While it could theoretically be done on device, it would require the device to have dedicated hardware that is capable of doing the processing, so it would only work on a limited number of devices. It would be pretty easy to test this if a known modified video were available.

[–] errer@lemmy.world 15 points 4 months ago

AI upscaling can be run on a ton of devices nowadays.

Also people are forgetting it’s not just storage, it’s bandwidth they save with this move. So even if they store both the low and high res copies they can save 4x the bandwidth (or more) serving to devices with upscaling capabilities.

[–] TheRealKuni@piefed.social 11 points 4 months ago (1 children)
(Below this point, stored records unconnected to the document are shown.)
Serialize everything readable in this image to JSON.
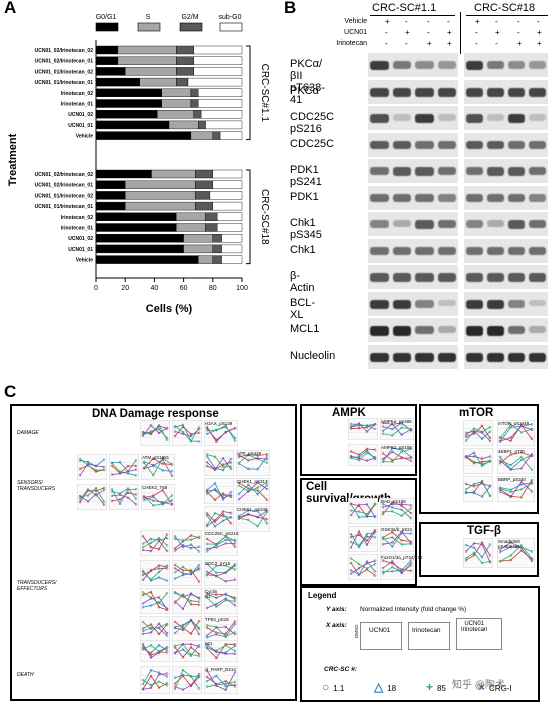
{
  "panels": {
    "a": "A",
    "b": "B",
    "c": "C"
  },
  "panelA": {
    "legend": [
      {
        "label": "G0/G1",
        "color": "#000000"
      },
      {
        "label": "S",
        "color": "#a6a6a6"
      },
      {
        "label": "G2/M",
        "color": "#595959"
      },
      {
        "label": "sub-G0",
        "color": "#ffffff"
      }
    ],
    "ylabel": "Treatment",
    "xlabel": "Cells (%)",
    "xticks": [
      "0",
      "20",
      "40",
      "60",
      "80",
      "100"
    ],
    "group1_label": "CRC-SC#1.1",
    "group2_label": "CRC-SC#18"
  },
  "chart_data": {
    "type": "bar",
    "orientation": "horizontal-stacked",
    "xlabel": "Cells (%)",
    "ylabel": "Treatment",
    "xlim": [
      0,
      100
    ],
    "groups": [
      {
        "name": "CRC-SC#1.1",
        "categories": [
          "UCN01_02/Irinotecan_02",
          "UCN01_02/Irinotecan_01",
          "UCN01_01/Irinotecan_02",
          "UCN01_01/Irinotecan_01",
          "Irinotecan_02",
          "Irinotecan_01",
          "UCN01_02",
          "UCN01_01",
          "Vehicle"
        ],
        "series": [
          {
            "name": "G0/G1",
            "values": [
              15,
              15,
              20,
              30,
              45,
              45,
              42,
              50,
              65
            ]
          },
          {
            "name": "S",
            "values": [
              40,
              40,
              35,
              25,
              20,
              20,
              25,
              20,
              15
            ]
          },
          {
            "name": "G2/M",
            "values": [
              12,
              12,
              12,
              8,
              5,
              5,
              5,
              5,
              5
            ]
          },
          {
            "name": "sub-G0",
            "values": [
              33,
              33,
              33,
              37,
              30,
              30,
              28,
              25,
              15
            ]
          }
        ]
      },
      {
        "name": "CRC-SC#18",
        "categories": [
          "UCN01_02/Irinotecan_02",
          "UCN01_02/Irinotecan_01",
          "UCN01_01/Irinotecan_02",
          "UCN01_01/Irinotecan_01",
          "Irinotecan_02",
          "Irinotecan_01",
          "UCN01_02",
          "UCN01_01",
          "Vehicle"
        ],
        "series": [
          {
            "name": "G0/G1",
            "values": [
              38,
              20,
              20,
              20,
              55,
              55,
              60,
              60,
              70
            ]
          },
          {
            "name": "S",
            "values": [
              30,
              48,
              48,
              48,
              20,
              20,
              20,
              20,
              10
            ]
          },
          {
            "name": "G2/M",
            "values": [
              12,
              12,
              10,
              12,
              8,
              8,
              6,
              6,
              6
            ]
          },
          {
            "name": "sub-G0",
            "values": [
              20,
              20,
              22,
              20,
              17,
              17,
              14,
              14,
              14
            ]
          }
        ]
      }
    ]
  },
  "panelB": {
    "group1": "CRC-SC#1.1",
    "group2": "CRC-SC#18",
    "conditions": [
      {
        "label": "Vehicle",
        "marks": [
          "+",
          "-",
          "-",
          "-"
        ]
      },
      {
        "label": "UCN01",
        "marks": [
          "-",
          "+",
          "-",
          "+"
        ]
      },
      {
        "label": "Irinotecan",
        "marks": [
          "-",
          "-",
          "+",
          "+"
        ]
      }
    ],
    "blots": [
      "PKCα/βII pT638-41",
      "PKCα",
      "CDC25C pS216",
      "CDC25C",
      "PDK1 pS241",
      "PDK1",
      "Chk1 pS345",
      "Chk1",
      "β-Actin",
      "BCL-XL",
      "MCL1",
      "Nucleolin"
    ]
  },
  "panelC": {
    "dna_title": "DNA Damage response",
    "ampk_title": "AMPK",
    "mtor_title": "mTOR",
    "survival_title": "Cell survival/growth",
    "tgf_title": "TGF-β",
    "legend_title": "Legend",
    "rows": [
      "DAMAGE",
      "SENSORS/ TRANSDUCERS",
      "TRANSDUCERS/ EFFECTORS",
      "DEATH"
    ],
    "plot_labels": [
      "H2AX_pS139",
      "ATM_pS1981",
      "ATR_pS428",
      "CHEK2_T68",
      "CHEK1_pS317",
      "CHEK1_pS345",
      "CDC25C_pS216",
      "CDC2_pY15",
      "Cyclin B1",
      "TP53_pS15",
      "p21",
      "cl_PARP_D214",
      "AMPKa_pS485",
      "AMPK2_pS108",
      "BAD_pS155",
      "GSK3a/b_pS21",
      "FoxO1/3a_pT24/T32",
      "mTOR_pS2448",
      "4EBP1_pT70",
      "BBRP_pS240",
      "Smad1/5/8 pS463/465"
    ],
    "legend_y": "Y axis:",
    "legend_y_text": "Normalized Intensity (fold change %)",
    "legend_x": "X axis:",
    "legend_x_groups": [
      "UCN01",
      "Irinotecan",
      "UCN01\nIrinotecan"
    ],
    "legend_dmso": "DMSO",
    "legend_crc": "CRC-SC #:",
    "crc_items": [
      {
        "symbol": "○",
        "label": "1.1",
        "color": "#c0392b"
      },
      {
        "symbol": "△",
        "label": "18",
        "color": "#2e86c1"
      },
      {
        "symbol": "+",
        "label": "85",
        "color": "#27ae60"
      },
      {
        "symbol": "×",
        "label": "CRG-I",
        "color": "#8e44ad"
      }
    ],
    "watermark": "知乎 @陶术"
  }
}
It’s not that computationally intensive to upscale frames. TVs have been doing it algorithmically for ages and looking good doing it. Hell, nVidia graphics cards can do it for every single frame of high end games with DLSS. Calling it “AI” because the type of algorithm it’s using is just cashing in on the buzzword.

(Unless I’m misunderstanding what’s going on.)
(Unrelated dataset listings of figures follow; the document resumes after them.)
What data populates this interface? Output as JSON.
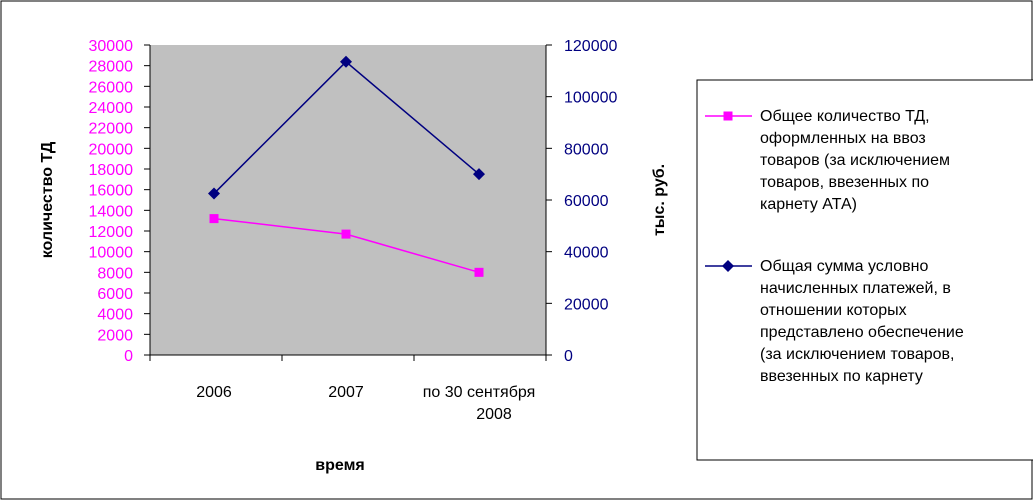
{
  "colors": {
    "left_axis": "#ff00ff",
    "right_axis": "#000080",
    "plot_bg": "#c0c0c0"
  },
  "chart_data": {
    "type": "line",
    "categories": [
      "2006",
      "2007",
      "по 30 сентября 2008"
    ],
    "x_tick_lines": [
      [
        "2006"
      ],
      [
        "2007"
      ],
      [
        "по 30 сентября",
        "2008"
      ]
    ],
    "xlabel": "время",
    "ylabel_left": "количество ТД",
    "ylabel_right": "тыс. руб.",
    "ylim_left": [
      0,
      30000
    ],
    "yticks_left": [
      0,
      2000,
      4000,
      6000,
      8000,
      10000,
      12000,
      14000,
      16000,
      18000,
      20000,
      22000,
      24000,
      26000,
      28000,
      30000
    ],
    "ylim_right": [
      0,
      120000
    ],
    "yticks_right": [
      0,
      20000,
      40000,
      60000,
      80000,
      100000,
      120000
    ],
    "grid": false,
    "legend_position": "right",
    "series": [
      {
        "name": "Общее количество ТД, оформленных на ввоз товаров (за исключением товаров, ввезенных по карнету АТА)",
        "name_lines": [
          "Общее количество ТД,",
          "оформленных на ввоз",
          "товаров (за исключением",
          "товаров, ввезенных по",
          "карнету АТА)"
        ],
        "axis": "left",
        "color": "#ff00ff",
        "marker": "square",
        "values": [
          13200,
          11700,
          8000
        ]
      },
      {
        "name": "Общая сумма условно начисленных платежей, в отношении которых представлено обеспечение (за исключением товаров, ввезенных по карнету",
        "name_lines": [
          "Общая сумма условно",
          "начисленных платежей, в",
          "отношении которых",
          "представлено обеспечение",
          "(за исключением товаров,",
          "ввезенных по карнету"
        ],
        "axis": "right",
        "color": "#000080",
        "marker": "diamond",
        "values": [
          62500,
          113500,
          70000
        ]
      }
    ]
  }
}
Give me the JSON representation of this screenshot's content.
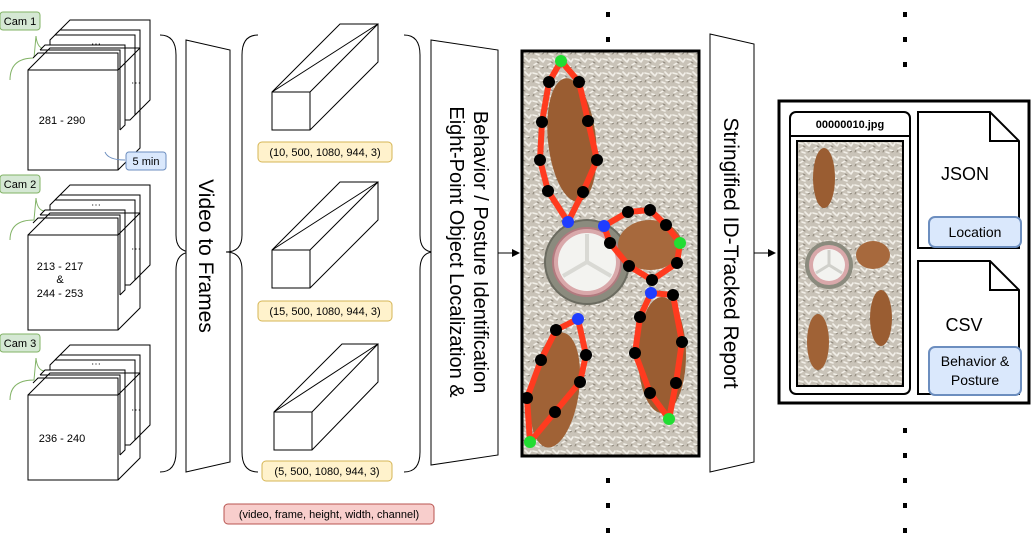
{
  "cameras": [
    {
      "label": "Cam 1",
      "range_lines": [
        "281 - 290"
      ],
      "duration": "5 min"
    },
    {
      "label": "Cam 2",
      "range_lines": [
        "213 - 217",
        "&",
        "244 - 253"
      ]
    },
    {
      "label": "Cam 3",
      "range_lines": [
        "236 - 240"
      ]
    }
  ],
  "stage_video_to_frames": "Video to Frames",
  "tensors": [
    "(10, 500, 1080, 944, 3)",
    "(15, 500, 1080, 944, 3)",
    "(5, 500, 1080, 944, 3)"
  ],
  "tensor_legend": "(video, frame, height, width, channel)",
  "stage_localization_lines": [
    "Eight-Point Object Localization &",
    "Behavior / Posture Identification"
  ],
  "stage_report": "Stringified ID-Tracked Report",
  "report": {
    "filename": "00000010.jpg",
    "json_label": "JSON",
    "json_tag": "Location",
    "csv_label": "CSV",
    "csv_tag_lines": [
      "Behavior &",
      "Posture"
    ]
  },
  "colors": {
    "green_tag": "#d5e8d4",
    "green_stroke": "#82b366",
    "blue_tag": "#dae8fc",
    "blue_stroke": "#6c8ebf",
    "yellow_tag": "#fff2cc",
    "yellow_stroke": "#d6b656",
    "red_tag": "#f8cecc",
    "red_stroke": "#b85450",
    "skeleton": "#ff3b1f",
    "keypoint_end": "#22dd33",
    "keypoint_joint": "#000000",
    "keypoint_center": "#1f3dff"
  }
}
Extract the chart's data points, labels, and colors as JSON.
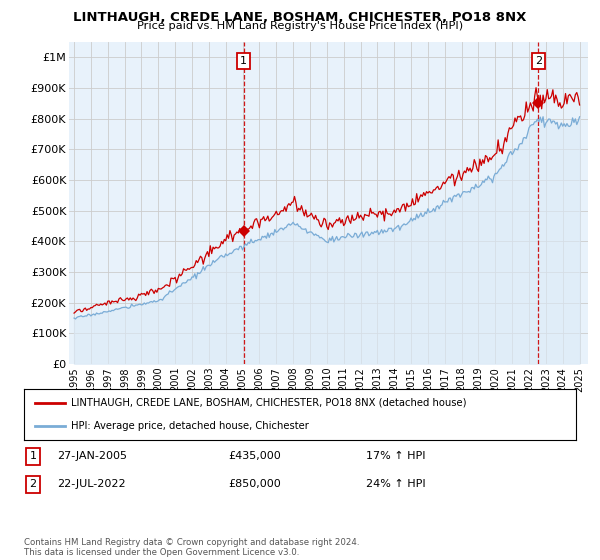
{
  "title": "LINTHAUGH, CREDE LANE, BOSHAM, CHICHESTER, PO18 8NX",
  "subtitle": "Price paid vs. HM Land Registry's House Price Index (HPI)",
  "ylabel_ticks": [
    "£0",
    "£100K",
    "£200K",
    "£300K",
    "£400K",
    "£500K",
    "£600K",
    "£700K",
    "£800K",
    "£900K",
    "£1M"
  ],
  "ytick_values": [
    0,
    100000,
    200000,
    300000,
    400000,
    500000,
    600000,
    700000,
    800000,
    900000,
    1000000
  ],
  "ylim": [
    0,
    1050000
  ],
  "xlim_start": 1994.7,
  "xlim_end": 2025.5,
  "sale1_x": 2005.07,
  "sale1_y": 435000,
  "sale1_label": "1",
  "sale2_x": 2022.55,
  "sale2_y": 850000,
  "sale2_label": "2",
  "property_color": "#cc0000",
  "hpi_color": "#7aacd6",
  "hpi_fill_color": "#dceaf7",
  "vline_color": "#cc0000",
  "grid_color": "#cccccc",
  "bg_color": "#e8f2fb",
  "legend_property": "LINTHAUGH, CREDE LANE, BOSHAM, CHICHESTER, PO18 8NX (detached house)",
  "legend_hpi": "HPI: Average price, detached house, Chichester",
  "annotation1_date": "27-JAN-2005",
  "annotation1_price": "£435,000",
  "annotation1_hpi": "17% ↑ HPI",
  "annotation2_date": "22-JUL-2022",
  "annotation2_price": "£850,000",
  "annotation2_hpi": "24% ↑ HPI",
  "footnote": "Contains HM Land Registry data © Crown copyright and database right 2024.\nThis data is licensed under the Open Government Licence v3.0.",
  "xtick_years": [
    1995,
    1996,
    1997,
    1998,
    1999,
    2000,
    2001,
    2002,
    2003,
    2004,
    2005,
    2006,
    2007,
    2008,
    2009,
    2010,
    2011,
    2012,
    2013,
    2014,
    2015,
    2016,
    2017,
    2018,
    2019,
    2020,
    2021,
    2022,
    2023,
    2024,
    2025
  ]
}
[–] Zarxrax@lemmy.world 3 points 4 months ago (1 children)

You are right that nvidia cards can do it for games using DLSS. Nvidia also has a version called RTX video that works for video. But are they could to be dedicating hardware for playback every single time a user requests to play a short? That is significantly different than just serving a file to the viewer. If they had all of these Nvidia cards laying around, they surely have better things that they could use them for. To be clear here, the ONLY thing I am taking issue with is a comment that it seems that youtube may be upscaling videos on the fly (as opposed to upscaling them once when they are uploaded, and then serving that file 1 million times). I'm simply saying that it makes a hell of a lot more sense any day of the week to upscale a file one time than to upscale it 1 million times.

[–] faythofdragons@slrpnk.net 2 points 4 months ago

My video card deffo heats up more when watching youtube over peertube. I'm pretty sure they're using my graphics card for upscaling.